The developmental psychology class I took last semester didn’t help my condition. When my professor said he wouldn’t take attendance, I scheduled a nap from 1:25 to 2:40 PM every Monday and Wednesday into my schedule. But to my surprise, every class I was bombarded with videos of experiments in which children help researchers find missing objects, play with puppets and learn to count. I oohed and ahhed as I watched a three-year-old enforce her researcher’s conventional norms on a stuffed animal, and I felt proud of the four-year-old who passed the false belief task for the first time, as if I had personally succeeded as a parent. My tiny Grinch heart grew three times in size with each lecture. Subconsciously, I started naming the subjects. My notebook, which should have been filled with details from the slides, became the manuscript for an unpublished book of baby names. Charlotte Diamond has a nice ring to it, doesn’t it? Though I realized I have no interest in psychology, that class confirmed my love of children and my knack for thinking of a good baby name. Unfortunately, Duke has no major in parenting. Yet.

Maybe the fact that, as a gay man, parenting feels like a distant dream rather than a tangible possibility makes me want it all that much more. My complicated path to fatherhood is always in the back of my mind. Will I adopt? Will my partner and I hire a surrogate? Whose sperm will we use? I lack the heterosexual privilege of having one night stands that unexpectedly lead to queasiness, vomiting and squatting over a pregnancy test. And what a blessing those two lines would be!
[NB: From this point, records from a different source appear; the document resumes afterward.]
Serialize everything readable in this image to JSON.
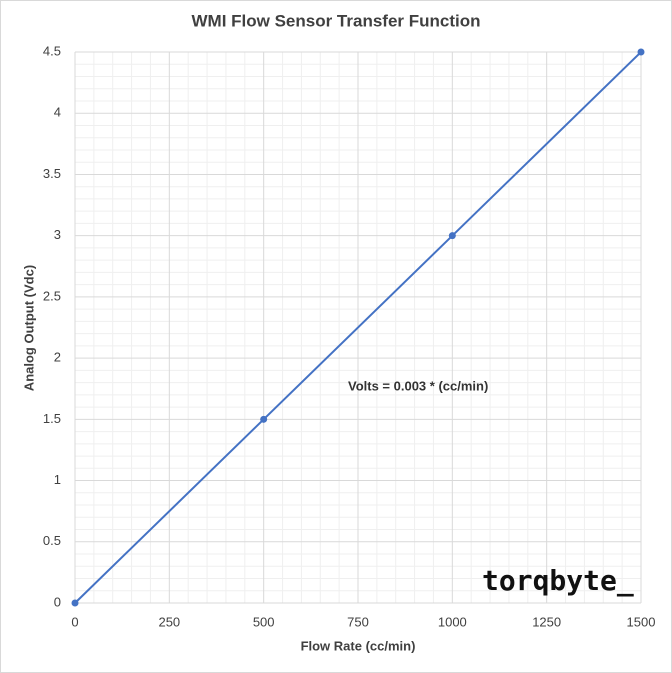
{
  "chart_data": {
    "type": "line",
    "title": "WMI Flow Sensor Transfer Function",
    "x_label": "Flow Rate (cc/min)",
    "y_label": "Analog Output (Vdc)",
    "annotation": "Volts = 0.003  * (cc/min)",
    "logo": "torqbyte_",
    "x": [
      0,
      500,
      1000,
      1500
    ],
    "series": [
      {
        "name": "Analog Output",
        "color": "#4472c4",
        "values": [
          0,
          1.5,
          3,
          4.5
        ]
      }
    ],
    "xlim": [
      0,
      1500
    ],
    "xticks": [
      0,
      250,
      500,
      750,
      1000,
      1250,
      1500
    ],
    "ylim": [
      0,
      4.5
    ],
    "yticks": [
      0,
      0.5,
      1,
      1.5,
      2,
      2.5,
      3,
      3.5,
      4,
      4.5
    ],
    "grid": true,
    "minor_grid": true,
    "markers": true
  }
}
Am I ready to father a child? Probably not. My dorm hasn’t been baby-proofed, and I sometimes go days forgetting to change my own underwear, which is a much lesser responsibility than changing another human’s diapers. I definitely don’t know how to feed a baby, when most of my own meals are microwaved mac and cheese containers or a side of tater tots from Pitchforks. My parents certainly have no intention of coming to Durham and help me raise a baby. But all of these signs can’t stop me from picturing little Charlotte smiling back at me as I peer into her crib, where my bookshelf used to be.

I guess I’m writing this column because my Craigslist ad was taken down. Anyone want to carry my child?